Resilience and competitiveness define Kelly’s career as Owl
Sam Tapper – Sports Writer
Every collegiate athlete’s journey is different. From the sport they play to where they are from, they all have a story. For track star Justin Kelly, a senior, his story is about resiliency and perseverance.
Kelly is originally from Brooklyn, N.Y. where he lived with his parents and his twin brother, Quentin Kelly, both attending high school in Queens before his family picked up and moved to the north end of Hartford. Growing up, Kelly said there was a fair amount of change in his life.
“I used to get reprimanded a lot because I used to do things a lot of people liked to do like go out, talk back, be bad and stuff like that,” Kelly said. “But my parents weren’t trying to have that and I think that’s what molded me to be a pretty good kid — someone that’s just respectful. I know how to talk to people and I know how to not rub people the wrong way. I feel like some people weren’t raised like that.”
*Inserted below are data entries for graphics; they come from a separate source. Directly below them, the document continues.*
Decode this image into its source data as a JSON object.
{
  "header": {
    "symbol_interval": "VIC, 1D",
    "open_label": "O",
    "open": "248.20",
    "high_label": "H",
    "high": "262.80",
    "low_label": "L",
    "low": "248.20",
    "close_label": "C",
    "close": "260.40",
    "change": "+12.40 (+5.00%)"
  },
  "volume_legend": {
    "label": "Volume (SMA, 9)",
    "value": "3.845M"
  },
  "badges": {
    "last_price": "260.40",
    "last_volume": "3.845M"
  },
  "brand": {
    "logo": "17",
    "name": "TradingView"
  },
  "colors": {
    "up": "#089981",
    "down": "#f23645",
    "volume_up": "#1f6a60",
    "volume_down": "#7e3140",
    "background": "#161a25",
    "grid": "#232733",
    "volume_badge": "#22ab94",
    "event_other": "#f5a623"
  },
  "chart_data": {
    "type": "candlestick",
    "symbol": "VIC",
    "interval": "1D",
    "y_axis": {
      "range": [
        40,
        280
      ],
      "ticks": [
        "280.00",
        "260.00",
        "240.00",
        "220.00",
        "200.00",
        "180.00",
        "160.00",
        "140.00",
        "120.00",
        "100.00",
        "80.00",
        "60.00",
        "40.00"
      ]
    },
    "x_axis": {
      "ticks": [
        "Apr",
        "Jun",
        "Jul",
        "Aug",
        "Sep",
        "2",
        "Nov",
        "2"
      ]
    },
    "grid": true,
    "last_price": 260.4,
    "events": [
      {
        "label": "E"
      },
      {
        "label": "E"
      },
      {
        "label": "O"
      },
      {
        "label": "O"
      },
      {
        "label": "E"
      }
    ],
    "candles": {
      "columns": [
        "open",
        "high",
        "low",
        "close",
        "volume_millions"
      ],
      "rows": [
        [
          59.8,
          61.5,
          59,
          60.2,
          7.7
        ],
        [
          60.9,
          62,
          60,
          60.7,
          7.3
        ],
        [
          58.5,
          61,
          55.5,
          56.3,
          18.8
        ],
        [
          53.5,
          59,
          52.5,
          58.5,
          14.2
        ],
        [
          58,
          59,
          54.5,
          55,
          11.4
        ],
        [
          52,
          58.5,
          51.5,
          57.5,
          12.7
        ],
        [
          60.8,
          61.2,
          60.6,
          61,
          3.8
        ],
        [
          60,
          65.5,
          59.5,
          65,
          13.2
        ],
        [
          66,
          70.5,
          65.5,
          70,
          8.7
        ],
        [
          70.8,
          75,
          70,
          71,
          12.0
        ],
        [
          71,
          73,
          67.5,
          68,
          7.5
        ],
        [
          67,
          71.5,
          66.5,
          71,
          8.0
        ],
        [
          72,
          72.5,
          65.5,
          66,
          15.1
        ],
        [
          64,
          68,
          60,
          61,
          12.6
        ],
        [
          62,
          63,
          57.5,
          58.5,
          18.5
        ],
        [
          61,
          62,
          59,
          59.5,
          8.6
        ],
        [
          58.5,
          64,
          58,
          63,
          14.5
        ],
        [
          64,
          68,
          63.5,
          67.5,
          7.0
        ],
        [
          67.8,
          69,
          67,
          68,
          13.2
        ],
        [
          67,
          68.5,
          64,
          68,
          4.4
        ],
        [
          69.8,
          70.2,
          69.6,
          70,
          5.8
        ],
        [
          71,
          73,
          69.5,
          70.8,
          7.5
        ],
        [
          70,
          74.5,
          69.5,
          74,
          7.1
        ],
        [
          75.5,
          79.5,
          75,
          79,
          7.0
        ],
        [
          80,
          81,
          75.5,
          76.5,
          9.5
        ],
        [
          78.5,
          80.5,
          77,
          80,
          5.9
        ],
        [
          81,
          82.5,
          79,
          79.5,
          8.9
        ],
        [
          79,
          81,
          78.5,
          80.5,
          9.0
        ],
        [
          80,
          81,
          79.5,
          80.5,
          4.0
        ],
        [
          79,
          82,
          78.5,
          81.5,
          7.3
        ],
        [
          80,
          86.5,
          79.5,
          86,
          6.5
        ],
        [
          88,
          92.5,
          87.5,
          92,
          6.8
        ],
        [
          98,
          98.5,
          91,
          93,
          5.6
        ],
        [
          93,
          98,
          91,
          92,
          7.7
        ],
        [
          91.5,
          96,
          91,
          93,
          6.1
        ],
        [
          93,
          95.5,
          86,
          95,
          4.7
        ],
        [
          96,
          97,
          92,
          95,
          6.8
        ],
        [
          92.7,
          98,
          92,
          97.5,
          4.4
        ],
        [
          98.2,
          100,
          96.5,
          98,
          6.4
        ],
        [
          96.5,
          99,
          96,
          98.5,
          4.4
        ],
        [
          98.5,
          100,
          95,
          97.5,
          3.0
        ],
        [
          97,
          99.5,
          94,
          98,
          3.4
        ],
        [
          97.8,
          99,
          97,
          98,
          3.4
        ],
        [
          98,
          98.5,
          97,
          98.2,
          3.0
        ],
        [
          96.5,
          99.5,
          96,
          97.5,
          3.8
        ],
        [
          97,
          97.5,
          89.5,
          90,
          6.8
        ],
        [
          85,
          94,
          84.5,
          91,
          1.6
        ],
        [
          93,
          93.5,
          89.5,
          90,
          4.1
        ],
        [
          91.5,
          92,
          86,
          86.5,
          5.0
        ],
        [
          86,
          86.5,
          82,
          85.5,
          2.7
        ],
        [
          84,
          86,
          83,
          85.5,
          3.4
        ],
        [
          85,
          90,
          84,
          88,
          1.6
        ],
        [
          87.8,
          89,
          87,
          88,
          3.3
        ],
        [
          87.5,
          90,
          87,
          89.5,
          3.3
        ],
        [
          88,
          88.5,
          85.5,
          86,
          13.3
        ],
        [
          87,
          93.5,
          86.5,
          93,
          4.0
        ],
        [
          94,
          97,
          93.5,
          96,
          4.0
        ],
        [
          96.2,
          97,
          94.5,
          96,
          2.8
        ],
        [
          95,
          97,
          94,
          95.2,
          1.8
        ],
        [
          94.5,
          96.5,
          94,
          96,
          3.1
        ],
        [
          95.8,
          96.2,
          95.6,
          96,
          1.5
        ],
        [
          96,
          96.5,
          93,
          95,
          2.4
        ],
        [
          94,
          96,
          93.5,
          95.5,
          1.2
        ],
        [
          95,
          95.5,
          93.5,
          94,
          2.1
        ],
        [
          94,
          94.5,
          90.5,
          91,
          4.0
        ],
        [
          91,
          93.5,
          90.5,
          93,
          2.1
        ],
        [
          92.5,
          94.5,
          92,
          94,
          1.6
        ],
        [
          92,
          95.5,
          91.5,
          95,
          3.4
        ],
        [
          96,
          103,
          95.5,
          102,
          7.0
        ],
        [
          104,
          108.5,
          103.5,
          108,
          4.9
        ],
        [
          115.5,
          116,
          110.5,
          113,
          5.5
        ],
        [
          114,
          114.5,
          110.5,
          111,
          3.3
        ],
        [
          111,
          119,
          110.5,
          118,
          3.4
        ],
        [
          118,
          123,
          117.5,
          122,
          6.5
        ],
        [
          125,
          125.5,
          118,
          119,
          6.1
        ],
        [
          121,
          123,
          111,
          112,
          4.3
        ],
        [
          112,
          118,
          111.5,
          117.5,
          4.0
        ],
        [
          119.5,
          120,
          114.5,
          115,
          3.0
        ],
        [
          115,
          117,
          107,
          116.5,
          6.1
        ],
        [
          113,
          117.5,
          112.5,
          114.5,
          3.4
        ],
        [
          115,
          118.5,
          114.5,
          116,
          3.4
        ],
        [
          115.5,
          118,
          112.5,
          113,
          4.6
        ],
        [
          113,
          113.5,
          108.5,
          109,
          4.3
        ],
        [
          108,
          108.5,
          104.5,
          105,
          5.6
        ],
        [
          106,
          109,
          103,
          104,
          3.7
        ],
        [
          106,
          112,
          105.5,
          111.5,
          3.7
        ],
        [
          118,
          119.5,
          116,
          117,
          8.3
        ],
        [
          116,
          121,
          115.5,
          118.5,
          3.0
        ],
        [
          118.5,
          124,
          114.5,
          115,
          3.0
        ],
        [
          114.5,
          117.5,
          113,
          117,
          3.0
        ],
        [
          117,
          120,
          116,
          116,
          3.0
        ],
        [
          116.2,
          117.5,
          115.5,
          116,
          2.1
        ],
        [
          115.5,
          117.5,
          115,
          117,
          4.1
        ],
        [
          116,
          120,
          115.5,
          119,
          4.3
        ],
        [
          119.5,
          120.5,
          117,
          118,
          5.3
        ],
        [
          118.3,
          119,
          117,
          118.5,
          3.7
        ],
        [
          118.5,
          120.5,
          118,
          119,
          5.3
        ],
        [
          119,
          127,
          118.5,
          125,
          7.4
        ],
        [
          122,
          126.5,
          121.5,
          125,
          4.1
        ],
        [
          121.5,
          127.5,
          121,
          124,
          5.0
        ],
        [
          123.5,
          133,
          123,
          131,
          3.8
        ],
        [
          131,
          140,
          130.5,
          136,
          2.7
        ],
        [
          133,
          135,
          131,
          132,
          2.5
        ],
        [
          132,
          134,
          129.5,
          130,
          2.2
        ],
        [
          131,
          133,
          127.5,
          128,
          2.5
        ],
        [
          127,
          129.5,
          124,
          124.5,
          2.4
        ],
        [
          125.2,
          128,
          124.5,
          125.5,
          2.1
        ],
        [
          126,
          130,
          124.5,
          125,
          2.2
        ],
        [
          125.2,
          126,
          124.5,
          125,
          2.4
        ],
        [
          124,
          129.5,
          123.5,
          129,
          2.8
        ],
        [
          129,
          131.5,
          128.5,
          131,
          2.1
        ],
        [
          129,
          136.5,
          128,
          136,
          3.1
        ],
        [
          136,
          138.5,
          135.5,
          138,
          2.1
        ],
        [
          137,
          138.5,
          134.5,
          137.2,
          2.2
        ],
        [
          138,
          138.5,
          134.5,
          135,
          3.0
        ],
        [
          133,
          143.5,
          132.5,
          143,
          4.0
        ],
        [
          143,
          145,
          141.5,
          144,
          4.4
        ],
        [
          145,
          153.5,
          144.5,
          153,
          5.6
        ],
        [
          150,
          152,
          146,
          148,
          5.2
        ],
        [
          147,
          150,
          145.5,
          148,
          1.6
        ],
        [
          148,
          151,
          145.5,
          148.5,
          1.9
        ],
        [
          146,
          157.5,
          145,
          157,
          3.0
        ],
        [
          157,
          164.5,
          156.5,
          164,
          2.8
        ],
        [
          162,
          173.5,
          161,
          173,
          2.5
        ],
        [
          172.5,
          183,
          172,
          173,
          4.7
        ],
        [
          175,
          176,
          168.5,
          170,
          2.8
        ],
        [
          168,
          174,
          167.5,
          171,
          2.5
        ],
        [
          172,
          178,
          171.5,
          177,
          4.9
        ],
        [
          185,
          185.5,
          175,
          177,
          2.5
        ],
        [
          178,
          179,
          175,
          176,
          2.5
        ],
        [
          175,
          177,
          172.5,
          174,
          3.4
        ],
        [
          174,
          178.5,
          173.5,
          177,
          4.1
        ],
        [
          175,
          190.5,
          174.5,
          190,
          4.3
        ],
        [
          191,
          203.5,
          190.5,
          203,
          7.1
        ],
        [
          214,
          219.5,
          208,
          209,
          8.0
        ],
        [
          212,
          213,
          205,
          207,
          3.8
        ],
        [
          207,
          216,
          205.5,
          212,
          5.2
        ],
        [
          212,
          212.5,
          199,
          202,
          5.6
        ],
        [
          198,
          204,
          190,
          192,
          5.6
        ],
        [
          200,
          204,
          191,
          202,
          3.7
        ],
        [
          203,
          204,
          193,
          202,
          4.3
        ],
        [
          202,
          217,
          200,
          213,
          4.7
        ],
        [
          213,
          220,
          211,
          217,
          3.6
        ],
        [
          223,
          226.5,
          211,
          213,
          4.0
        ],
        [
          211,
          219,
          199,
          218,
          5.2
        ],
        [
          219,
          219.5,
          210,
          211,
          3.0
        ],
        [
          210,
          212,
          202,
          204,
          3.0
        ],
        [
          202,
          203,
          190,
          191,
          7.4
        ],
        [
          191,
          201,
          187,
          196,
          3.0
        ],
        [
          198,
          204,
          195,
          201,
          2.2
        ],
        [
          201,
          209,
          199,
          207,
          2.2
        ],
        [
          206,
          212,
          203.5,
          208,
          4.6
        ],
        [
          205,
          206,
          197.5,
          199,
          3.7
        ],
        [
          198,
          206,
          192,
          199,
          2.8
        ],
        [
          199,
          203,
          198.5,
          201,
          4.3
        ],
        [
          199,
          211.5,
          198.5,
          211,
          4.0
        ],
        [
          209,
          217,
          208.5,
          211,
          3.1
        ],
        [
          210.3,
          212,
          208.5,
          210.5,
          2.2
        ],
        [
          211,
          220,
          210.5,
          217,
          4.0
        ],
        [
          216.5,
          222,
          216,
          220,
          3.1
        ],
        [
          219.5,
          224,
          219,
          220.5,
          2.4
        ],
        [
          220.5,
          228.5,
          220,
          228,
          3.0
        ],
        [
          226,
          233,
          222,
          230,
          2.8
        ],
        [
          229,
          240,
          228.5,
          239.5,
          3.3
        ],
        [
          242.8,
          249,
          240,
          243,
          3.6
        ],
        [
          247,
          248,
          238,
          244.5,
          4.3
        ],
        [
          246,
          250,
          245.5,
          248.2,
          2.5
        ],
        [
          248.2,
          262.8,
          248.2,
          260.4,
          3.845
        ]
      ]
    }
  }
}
As a kid, Kelly was very involved in sports. He participated in volleyball, football, soccer and basketball — not track. Once he moved to Connecticut and started attending Classical Magnet, basketball had taken control as the top sport in his life. It was not until after one of his basketball games his junior year that he made the impulse decision to join the high school track team.
“Honestly, track started for me because I was at a basketball game and the track team was about to have a tryout. They just saw me run up and down the court,” he said. “They were all like ‘Justin swears he’s so fast, you should come tryout for the track team’ and I said, ‘you know what, that’s exactly what I’m going to do.’ And the second I came on I started calling myself elite.”
Once his track career got underway, he was able to contribute with the help of his speed and agility. His senior year, he and his teammates won the conference and state championship for the 4×400 relay — Classical’s first ever state title for track and field. Kelly is also the conference record holder for the 4×400 relay and was the recipient of the Most Improved Player award and the Legend award.
Though Kelly’s high school career was successful by his standards, he never really thought that track would be the college sport he chose. His recruitment process was atypical, according to Owls’ head coach John Wallin, as they did not come into contact until June of Kelly’s senior year, and he was far from ready when he came in as a freshman.
“He was a mediocre athlete at best when he got here physically, and over time I started to realize that once his body caught up with his brain that he was going to be pretty good,” said Wallin. “And that’s what’s happened the last five years. His body has started to develop; he’s very young physically, so he started to climb athletically.”
On the recruiting trail, Wallin noted that Kelly did not blow him away based off of sheer talent, but his mental toughness might have. He said he always saw how competitive he was — it was all a matter of Kelly’s body developing at a rate where we would be able to contribute and compete.
“He just needed to catch up physically,” Wallin said. “So now that his body has caught up to his brain a little bit, we’re starting to see the real man version of Justin Kelly, whereas before when he first got here, he was a little boy.”
Over time at Southern, Kelly has been a key contributor for one of the top track and field programs in the country at the Division II level. He has been a mainstay for them on meet days, won numerous conference championships for both indoor and outdoor and has even come just shy of breaking all-time program records here. Though his career is drawing to a close, he says his track story is one he can always look back positively on.
“I’m going to look back on my Southern track career as inspirational,” Kelly said. “I’ve just been through it all; I’ve been ineligible, I’ve been hurt, and I’ve always just come back.”
The impact Kelly has made has also rubbed off on his teammates. Though they all still have more business to take care of this year, the underclassmen know their time with him is short. The thing they will miss most, they say, is his balance of fun and seriousness.
“Coming into practice every day, he’ll definitely hype you up and get you ready to workout. [Kelly] definitely brings a lot of energy,” said Terrell Patterson, a junior. “I feel like that’s the relationship a lot of people have with Justin. He’s going to make you laugh but at the same time he’s going to keep you serious and hold you accountable.”
Kelly said he was grateful for the opportunity he has had at Southern, adding that if he had never moved to Connecticut he probably would not have been in college, let alone ever started doing track. As he prepares to close out his career, aside from winning, he has just one goal left to achieve.
“My best way to leave right now is to be an All-American, just be somebody that other people can try to be like. Whether it’s through my animosity, my drive or just my resilience,” Kelly said, “if you put your mind to it and put in enough effort and work, there’s no doubt that you can do whatever you want.”